FREN

#FF00AA


7 mar. 2006

@apple@

You’re likely to read (over and over again, on each and every tech website) a derivative of the “Mac OS X hacked under 30 minutes” story that was published today. What you may not read, however (depending on whether you read Mac-apologist websites, mostly — well, you do, since you’re reading this blog), is the (semi-)rebuttal, so I thought I should mention it here.

The story, as reported: someone put up a challenge on the net to hack the Mac mini he’d setup as a typical web server; the challenge worked so well (well, they tend to), the machine was actually hacked in thirty minutes. Ooh, OS X is so much crap. One wonders how come three to five percent of the online population (and not necessarily the least interesting, in terms of stealable personal or professional data), and a few servers, too, can actually be running this OS at all, what with the “undisclosed vulnerabilities” that any hacker can exploit.

Well, that’s if you only read the ZDNet story (or the myriad copycats that’ll no doubt be published over the next few days) and don’t try to get more facts. If you do, you’ll find out that the challenge was very much rigged: all it took was filling out a form to create a user account you could ssh to. That is, you could remotely login to the machine, as a regular user. And that never ever happens in real life: whether you’re using your home computer on the internet or setting up a webserver, outside people don’t have a valid login and password to your computer (unless your password is easily guessed, which is the case of most people but, hey, their loss) — not to mention that your ssh daemon (i.e., the remote-login server) is unlikely to be running at all (unless you decided to enable it for some reason, in which case it’s really, really your fault if your password is too easily guessed).

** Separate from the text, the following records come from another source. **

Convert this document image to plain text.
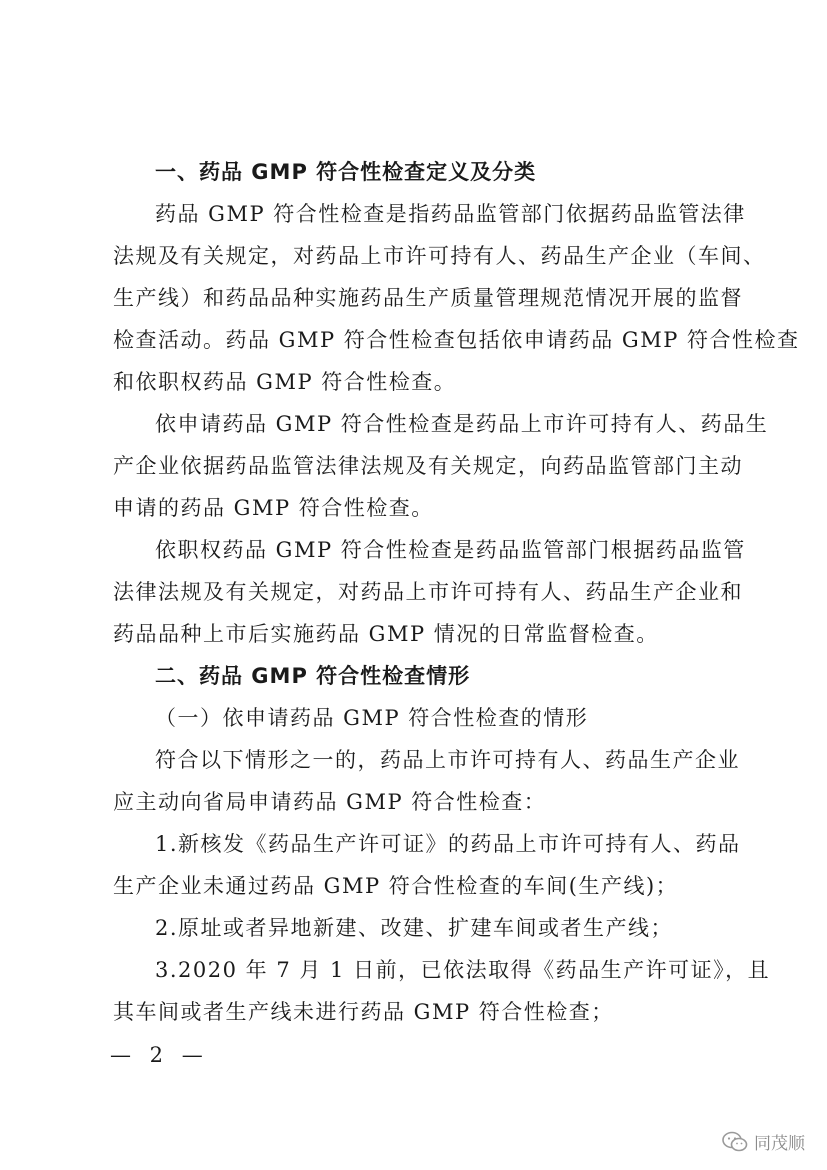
一、药品 GMP 符合性检查定义及分类
药品 GMP 符合性检查是指药品监管部门依据药品监管法律
法规及有关规定，对药品上市许可持有人、药品生产企业（车间、
生产线）和药品品种实施药品生产质量管理规范情况开展的监督
检查活动。药品 GMP 符合性检查包括依申请药品 GMP 符合性检查
和依职权药品 GMP 符合性检查。
依申请药品 GMP 符合性检查是药品上市许可持有人、药品生
产企业依据药品监管法律法规及有关规定，向药品监管部门主动
申请的药品 GMP 符合性检查。
依职权药品 GMP 符合性检查是药品监管部门根据药品监管
法律法规及有关规定，对药品上市许可持有人、药品生产企业和
药品品种上市后实施药品 GMP 情况的日常监督检查。
二、药品 GMP 符合性检查情形
（一）依申请药品 GMP 符合性检查的情形
符合以下情形之一的，药品上市许可持有人、药品生产企业
应主动向省局申请药品 GMP 符合性检查：
1.新核发《药品生产许可证》的药品上市许可持有人、药品
生产企业未通过药品 GMP 符合性检查的车间(生产线)；
2.原址或者异地新建、改建、扩建车间或者生产线；
3.2020 年 7 月 1 日前，已依法取得《药品生产许可证》，且
其车间或者生产线未进行药品 GMP 符合性检查；
— 2 —
同茂顺
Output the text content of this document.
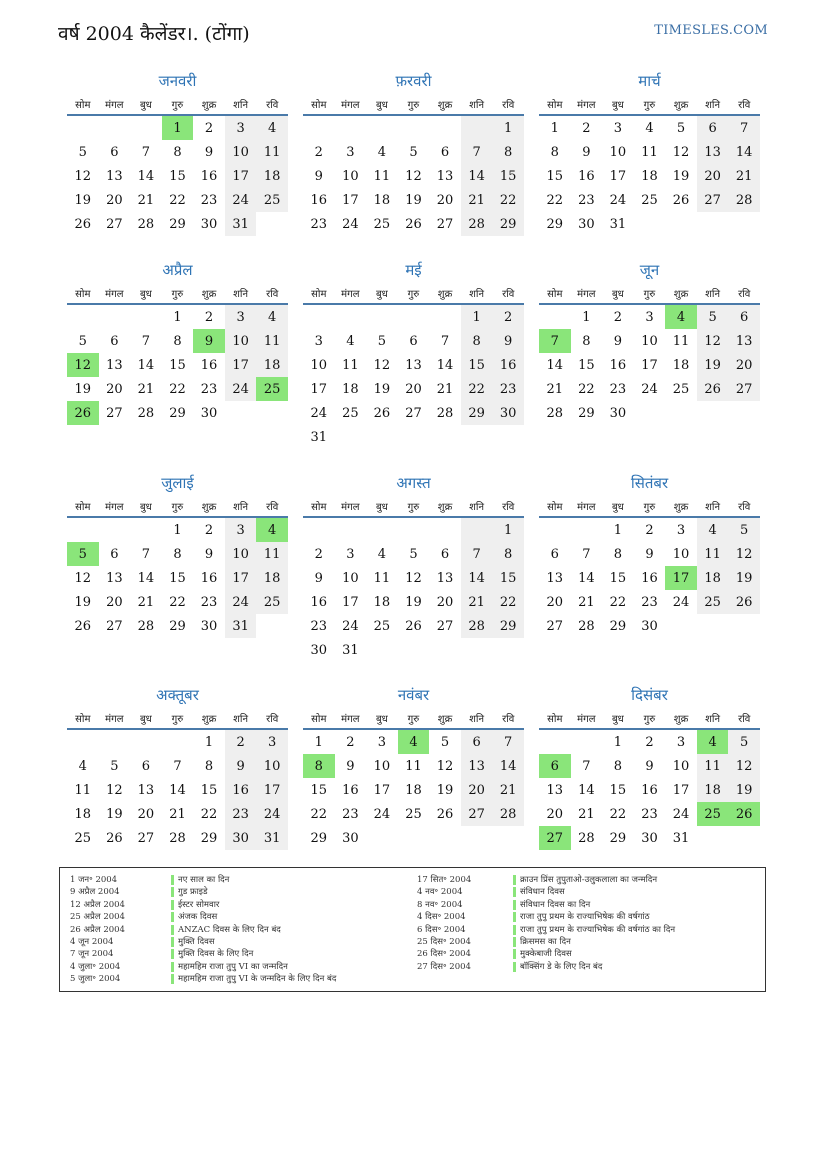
वर्ष 2004 कैलेंडर।. (टोंगा)	TIMESLES.COM
जनवरी
सोम	मंगल	बुध	गुरु	शुक्र	शनि	रवि
			1	2	3	4
5	6	7	8	9	10	11
12	13	14	15	16	17	18
19	20	21	22	23	24	25
26	27	28	29	30	31	
फ़रवरी
सोम	मंगल	बुध	गुरु	शुक्र	शनि	रवि
						1
2	3	4	5	6	7	8
9	10	11	12	13	14	15
16	17	18	19	20	21	22
23	24	25	26	27	28	29
मार्च
सोम	मंगल	बुध	गुरु	शुक्र	शनि	रवि
1	2	3	4	5	6	7
8	9	10	11	12	13	14
15	16	17	18	19	20	21
22	23	24	25	26	27	28
29	30	31				
अप्रैल
सोम	मंगल	बुध	गुरु	शुक्र	शनि	रवि
			1	2	3	4
5	6	7	8	9	10	11
12	13	14	15	16	17	18
19	20	21	22	23	24	25
26	27	28	29	30		
मई
सोम	मंगल	बुध	गुरु	शुक्र	शनि	रवि
					1	2
3	4	5	6	7	8	9
10	11	12	13	14	15	16
17	18	19	20	21	22	23
24	25	26	27	28	29	30
31						
जून
सोम	मंगल	बुध	गुरु	शुक्र	शनि	रवि
	1	2	3	4	5	6
7	8	9	10	11	12	13
14	15	16	17	18	19	20
21	22	23	24	25	26	27
28	29	30				
जुलाई
सोम	मंगल	बुध	गुरु	शुक्र	शनि	रवि
			1	2	3	4
5	6	7	8	9	10	11
12	13	14	15	16	17	18
19	20	21	22	23	24	25
26	27	28	29	30	31	
अगस्त
सोम	मंगल	बुध	गुरु	शुक्र	शनि	रवि
						1
2	3	4	5	6	7	8
9	10	11	12	13	14	15
16	17	18	19	20	21	22
23	24	25	26	27	28	29
30	31					
सितंबर
सोम	मंगल	बुध	गुरु	शुक्र	शनि	रवि
		1	2	3	4	5
6	7	8	9	10	11	12
13	14	15	16	17	18	19
20	21	22	23	24	25	26
27	28	29	30			
अक्तूबर
सोम	मंगल	बुध	गुरु	शुक्र	शनि	रवि
				1	2	3
4	5	6	7	8	9	10
11	12	13	14	15	16	17
18	19	20	21	22	23	24
25	26	27	28	29	30	31
नवंबर
सोम	मंगल	बुध	गुरु	शुक्र	शनि	रवि
1	2	3	4	5	6	7
8	9	10	11	12	13	14
15	16	17	18	19	20	21
22	23	24	25	26	27	28
29	30					
दिसंबर
सोम	मंगल	बुध	गुरु	शुक्र	शनि	रवि
		1	2	3	4	5
6	7	8	9	10	11	12
13	14	15	16	17	18	19
20	21	22	23	24	25	26
27	28	29	30	31		
1 जन॰ 2004	नए साल का दिन
9 अप्रैल 2004	गुड फ्राइडे
12 अप्रैल 2004	ईस्टर सोमवार
25 अप्रैल 2004	अंजक दिवस
26 अप्रैल 2004	ANZAC दिवस के लिए दिन बंद
4 जून 2004	मुक्ति दिवस
7 जून 2004	मुक्ति दिवस के लिए दिन
4 जुला॰ 2004	महामहिम राजा तुपु VI का जन्मदिन
5 जुला॰ 2004	महामहिम राजा तुपु VI के जन्मदिन के लिए दिन बंद
17 सित॰ 2004	क्राउन प्रिंस तुपुताओ-उलुकलाला का जन्मदिन
4 नव॰ 2004	संविधान दिवस
8 नव॰ 2004	संविधान दिवस का दिन
4 दिस॰ 2004	राजा तुपु प्रथम के राज्याभिषेक की वर्षगांठ
6 दिस॰ 2004	राजा तुपु प्रथम के राज्याभिषेक की वर्षगांठ का दिन
25 दिस॰ 2004	क्रिसमस का दिन
26 दिस॰ 2004	मुक्केबाजी दिवस
27 दिस॰ 2004	बॉक्सिंग डे के लिए दिन बंद
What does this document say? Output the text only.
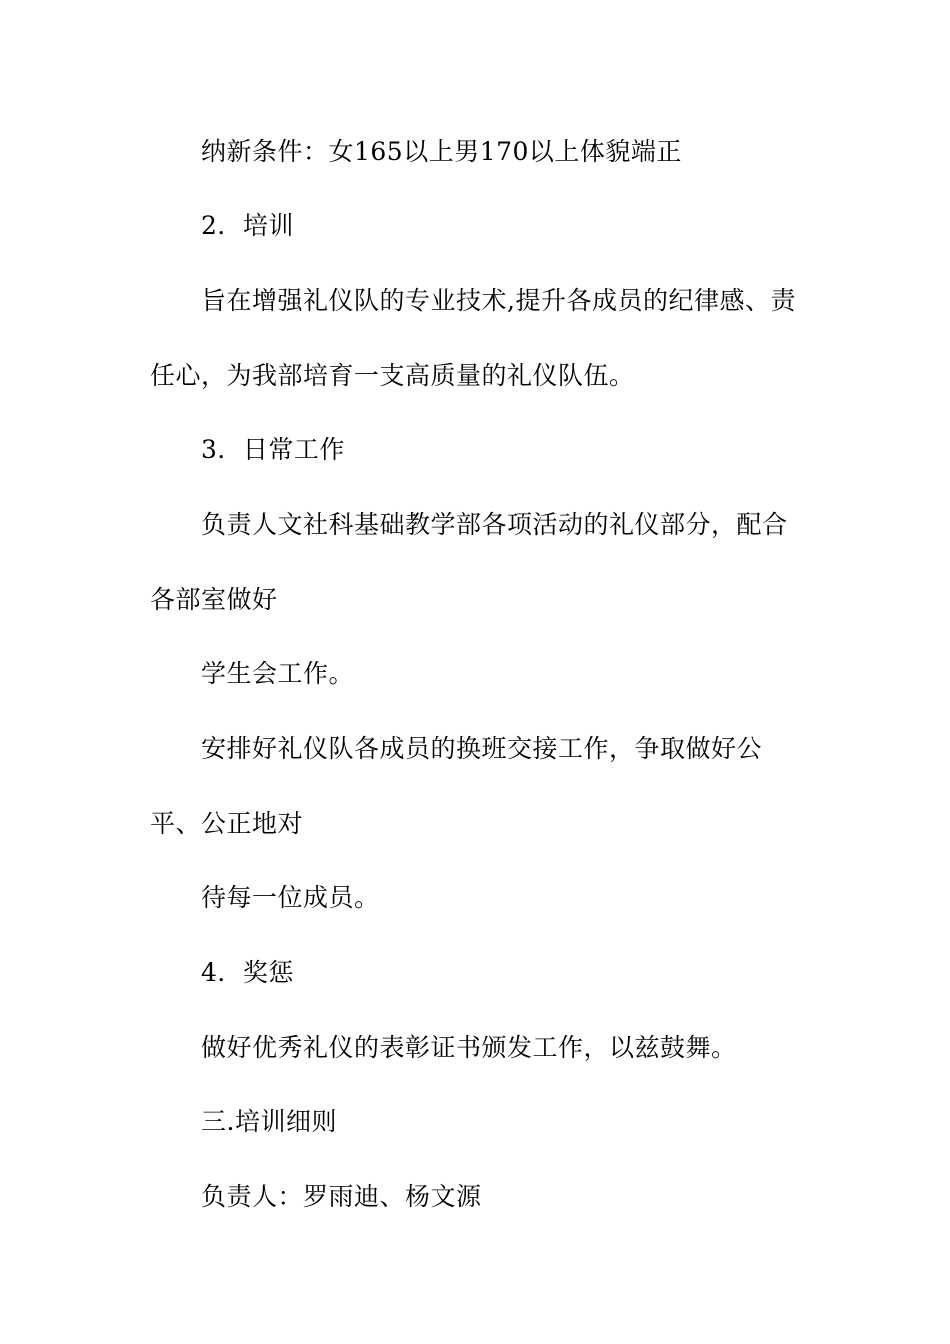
纳新条件：女165以上男170以上体貌端正
2．培训
旨在增强礼仪队的专业技术,提升各成员的纪律感、责
任心，为我部培育一支高质量的礼仪队伍。
3．日常工作
负责人文社科基础教学部各项活动的礼仪部分，配合
各部室做好
学生会工作。
安排好礼仪队各成员的换班交接工作，争取做好公
平、公正地对
待每一位成员。
4．奖惩
做好优秀礼仪的表彰证书颁发工作，以兹鼓舞。
三.培训细则
负责人：罗雨迪、杨文源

Not to minimize the vulnerability that was exploited here — it does exist, and it shouldn’t. Well, unless it’s a hoax, but it’s believable enough: not so long ago, if you had an account, you could actually exploit fast user switching to record everything other users viewed or typed on the computer while you had an open session in the background. But privilege escalation is a staple of computing, it’s inevitable, it’s everywhere, and even on Unix systems it’s a race between hackers and coders (which is where OS X get its vulnerabilities — as I understand it, Apple tends to lag in implementing security patches as they are developed for its parent, BSD). That means you shouldn’t trust any stranger with an account on your machine, whichever operating system is installed.

 

Geez, and a few days ago I was criticizing how John Gruber was blaming the hypothetical user for opening a downloaded file without double-checking what it was. Well, there’s a difference here — in that case Windows is far from better (historically, I figure it’s been rather worse). Although OS X suffers from being based on a well-documented open-source operating system, the vulnerabilities of which are just well documented, and not being fixed as quickly as it should because Apple engineers do seem to share a bit the delusion that they’re safe no matter what. And that, as I said before, is worrisome indeed.

 

[03/07] As a reply, the more realistic Mac OS X Security Challenge, undefeated so far after 24 hours [via]:

Some have objected to this [new] test as doing nothing more than testing the security of apache or ssh on a PowerPC architecture. That is correct. And that is how most of the world will see Mac OS X externally. […]

The ZDnet article has been updated to include the sentence, “Participants were given local client access to the target computer and invited to try their luck.” [But with no explanation of what that implies.]